Logiciel de pilotage de projet
Vous cherchez un logiciel de pilotage de projet. Vos projets sont probablement déjà outillés : un outil de tâches, un tableur de suivi, un planning partagé. Et pourtant, quelque chose manque, sans qu'on sache toujours le nommer. Voici ce que ces outils font bien, l'endroit précis, toujours le même, où ils vous laissent seul, et ce qui se passe quand on outille cet endroit-là.
Trois choses différentes qu'on appelle « pilotage ».
Elles n'ont ni le même utilisateur, ni la même famille d'outils. Les confondre est la première cause de déception à l'achat.
Piloter des tâches
Organiser l'exécution : qui fait quoi, dans quel ordre, à quelle échéance. C'est le terrain des outils de gestion de projet.
Piloter un portefeuille
Arbitrer entre des projets : lequel financer, lequel arrêter, où placer les ressources rares. C'est le terrain des outils de portefeuille.
Piloter des engagements
Faire l'exécution, et tenir en plus la promesse faite à quelqu'un d'autre : un jalon, un livrable, une date due, une enveloppe.
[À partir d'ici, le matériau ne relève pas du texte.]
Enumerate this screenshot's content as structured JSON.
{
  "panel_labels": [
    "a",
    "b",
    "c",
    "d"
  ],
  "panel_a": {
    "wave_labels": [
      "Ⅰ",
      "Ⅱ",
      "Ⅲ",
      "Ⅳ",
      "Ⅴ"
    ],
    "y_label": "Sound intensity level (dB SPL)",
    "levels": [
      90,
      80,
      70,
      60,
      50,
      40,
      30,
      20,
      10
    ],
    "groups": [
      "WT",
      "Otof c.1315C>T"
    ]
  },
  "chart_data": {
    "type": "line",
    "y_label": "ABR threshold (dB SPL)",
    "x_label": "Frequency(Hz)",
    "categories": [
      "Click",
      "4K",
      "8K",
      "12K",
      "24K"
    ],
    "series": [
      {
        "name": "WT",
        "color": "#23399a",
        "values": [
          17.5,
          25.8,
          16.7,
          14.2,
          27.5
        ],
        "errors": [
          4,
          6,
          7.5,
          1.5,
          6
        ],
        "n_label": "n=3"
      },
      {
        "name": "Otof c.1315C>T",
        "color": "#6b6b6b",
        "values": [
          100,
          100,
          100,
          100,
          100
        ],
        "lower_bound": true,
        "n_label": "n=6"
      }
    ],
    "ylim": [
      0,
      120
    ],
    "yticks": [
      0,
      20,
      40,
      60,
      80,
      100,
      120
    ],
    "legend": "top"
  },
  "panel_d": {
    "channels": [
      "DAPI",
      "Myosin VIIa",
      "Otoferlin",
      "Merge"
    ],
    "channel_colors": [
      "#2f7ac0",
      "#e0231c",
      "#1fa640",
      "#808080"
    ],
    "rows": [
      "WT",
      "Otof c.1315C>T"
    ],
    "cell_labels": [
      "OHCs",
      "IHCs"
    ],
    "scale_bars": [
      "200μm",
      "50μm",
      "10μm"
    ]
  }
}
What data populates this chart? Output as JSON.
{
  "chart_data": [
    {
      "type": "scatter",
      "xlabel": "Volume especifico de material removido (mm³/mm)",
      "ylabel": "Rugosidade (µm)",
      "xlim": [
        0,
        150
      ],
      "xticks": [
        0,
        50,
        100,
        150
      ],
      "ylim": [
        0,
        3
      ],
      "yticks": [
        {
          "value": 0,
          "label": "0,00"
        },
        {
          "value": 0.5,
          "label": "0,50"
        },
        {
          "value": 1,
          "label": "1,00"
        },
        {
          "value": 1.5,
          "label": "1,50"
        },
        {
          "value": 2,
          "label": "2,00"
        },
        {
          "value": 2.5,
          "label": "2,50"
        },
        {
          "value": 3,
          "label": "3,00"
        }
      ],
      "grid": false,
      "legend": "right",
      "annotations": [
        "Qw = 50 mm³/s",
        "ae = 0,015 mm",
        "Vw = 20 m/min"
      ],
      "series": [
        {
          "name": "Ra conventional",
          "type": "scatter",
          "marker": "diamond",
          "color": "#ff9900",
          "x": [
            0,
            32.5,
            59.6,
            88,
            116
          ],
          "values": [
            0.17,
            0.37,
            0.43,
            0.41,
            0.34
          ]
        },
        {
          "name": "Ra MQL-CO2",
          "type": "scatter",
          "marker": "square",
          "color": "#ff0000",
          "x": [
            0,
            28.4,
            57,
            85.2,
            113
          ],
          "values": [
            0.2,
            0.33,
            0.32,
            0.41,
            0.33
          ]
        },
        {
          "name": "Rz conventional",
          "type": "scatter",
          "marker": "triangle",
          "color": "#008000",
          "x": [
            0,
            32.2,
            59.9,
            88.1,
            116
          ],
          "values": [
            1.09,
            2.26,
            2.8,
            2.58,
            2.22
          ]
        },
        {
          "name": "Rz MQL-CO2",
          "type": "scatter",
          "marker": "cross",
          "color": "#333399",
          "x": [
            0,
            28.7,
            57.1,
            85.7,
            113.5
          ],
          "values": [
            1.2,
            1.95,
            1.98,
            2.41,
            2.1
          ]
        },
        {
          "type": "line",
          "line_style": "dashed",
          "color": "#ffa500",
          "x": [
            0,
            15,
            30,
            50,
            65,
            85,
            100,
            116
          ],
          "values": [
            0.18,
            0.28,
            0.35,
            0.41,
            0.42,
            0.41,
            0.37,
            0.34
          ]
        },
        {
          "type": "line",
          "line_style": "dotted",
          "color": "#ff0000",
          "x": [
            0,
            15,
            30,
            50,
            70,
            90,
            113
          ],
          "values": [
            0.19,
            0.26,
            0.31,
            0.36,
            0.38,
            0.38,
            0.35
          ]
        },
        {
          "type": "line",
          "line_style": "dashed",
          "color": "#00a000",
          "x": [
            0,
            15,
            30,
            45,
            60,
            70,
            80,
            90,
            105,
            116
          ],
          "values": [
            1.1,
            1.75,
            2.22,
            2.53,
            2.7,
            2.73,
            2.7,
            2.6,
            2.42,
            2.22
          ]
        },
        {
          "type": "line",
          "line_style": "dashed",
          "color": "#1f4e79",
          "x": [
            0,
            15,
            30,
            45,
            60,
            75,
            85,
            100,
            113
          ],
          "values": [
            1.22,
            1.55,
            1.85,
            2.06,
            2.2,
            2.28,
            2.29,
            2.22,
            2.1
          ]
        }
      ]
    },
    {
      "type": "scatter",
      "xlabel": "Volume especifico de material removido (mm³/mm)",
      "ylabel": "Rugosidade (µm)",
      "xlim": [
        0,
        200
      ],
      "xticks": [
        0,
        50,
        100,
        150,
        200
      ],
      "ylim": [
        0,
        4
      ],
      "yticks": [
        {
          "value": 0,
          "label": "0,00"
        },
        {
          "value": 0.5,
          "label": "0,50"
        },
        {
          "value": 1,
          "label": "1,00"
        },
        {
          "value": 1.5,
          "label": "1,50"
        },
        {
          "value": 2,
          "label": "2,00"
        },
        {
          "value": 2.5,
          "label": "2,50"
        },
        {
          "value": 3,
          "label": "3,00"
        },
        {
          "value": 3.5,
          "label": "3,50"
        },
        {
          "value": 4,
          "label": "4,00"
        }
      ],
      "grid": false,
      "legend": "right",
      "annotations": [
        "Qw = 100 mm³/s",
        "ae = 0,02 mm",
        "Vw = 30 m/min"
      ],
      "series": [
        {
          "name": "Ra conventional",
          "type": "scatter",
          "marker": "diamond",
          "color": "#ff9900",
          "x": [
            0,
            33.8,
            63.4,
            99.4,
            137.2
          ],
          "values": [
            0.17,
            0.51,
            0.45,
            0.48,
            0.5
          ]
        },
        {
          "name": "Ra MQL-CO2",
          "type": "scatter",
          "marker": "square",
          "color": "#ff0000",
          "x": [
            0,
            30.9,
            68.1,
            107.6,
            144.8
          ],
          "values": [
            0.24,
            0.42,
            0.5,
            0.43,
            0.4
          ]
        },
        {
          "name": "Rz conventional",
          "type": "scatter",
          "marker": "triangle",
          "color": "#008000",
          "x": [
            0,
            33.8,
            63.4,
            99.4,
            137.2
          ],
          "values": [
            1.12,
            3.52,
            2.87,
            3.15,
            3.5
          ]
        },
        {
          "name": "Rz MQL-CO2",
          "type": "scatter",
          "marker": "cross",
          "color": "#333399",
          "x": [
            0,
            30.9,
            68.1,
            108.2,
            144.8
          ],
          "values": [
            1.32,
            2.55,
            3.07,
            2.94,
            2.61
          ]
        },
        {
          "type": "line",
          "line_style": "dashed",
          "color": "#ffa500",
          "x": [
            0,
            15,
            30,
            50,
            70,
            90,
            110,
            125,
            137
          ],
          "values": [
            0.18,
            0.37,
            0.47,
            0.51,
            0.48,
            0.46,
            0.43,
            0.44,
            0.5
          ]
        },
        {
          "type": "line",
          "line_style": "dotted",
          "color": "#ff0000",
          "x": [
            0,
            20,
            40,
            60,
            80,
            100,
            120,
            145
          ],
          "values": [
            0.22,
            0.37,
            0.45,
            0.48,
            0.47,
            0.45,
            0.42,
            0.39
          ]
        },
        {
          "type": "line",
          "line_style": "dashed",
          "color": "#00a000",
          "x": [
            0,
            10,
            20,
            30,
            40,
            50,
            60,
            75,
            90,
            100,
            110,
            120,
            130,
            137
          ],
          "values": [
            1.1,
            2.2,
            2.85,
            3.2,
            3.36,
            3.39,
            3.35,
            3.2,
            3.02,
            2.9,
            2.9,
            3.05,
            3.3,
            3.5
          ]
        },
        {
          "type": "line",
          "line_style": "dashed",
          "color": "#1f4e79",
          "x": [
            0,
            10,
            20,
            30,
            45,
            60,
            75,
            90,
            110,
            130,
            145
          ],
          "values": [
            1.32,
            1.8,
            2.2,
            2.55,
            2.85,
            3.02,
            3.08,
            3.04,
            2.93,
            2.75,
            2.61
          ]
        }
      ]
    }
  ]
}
Le terrain qui reste largement inoutillé, et presque toujours celui qu'on cherche après avoir déjà acheté un outil de gestion de projet.
Ce que fait un logiciel de gestion de projet, et ce qu'il fait bien.
Ces outils font très bien ce pour quoi ils ont été conçus : ils découpent le travail, l'assignent, en suivent l'avancement, rendent visible la charge d'une équipe. Sur l'exécution, ils sont difficiles à prendre en défaut, et rien de ce qui suit ne consiste à leur reprocher ce qu'ils ne prétendent pas faire.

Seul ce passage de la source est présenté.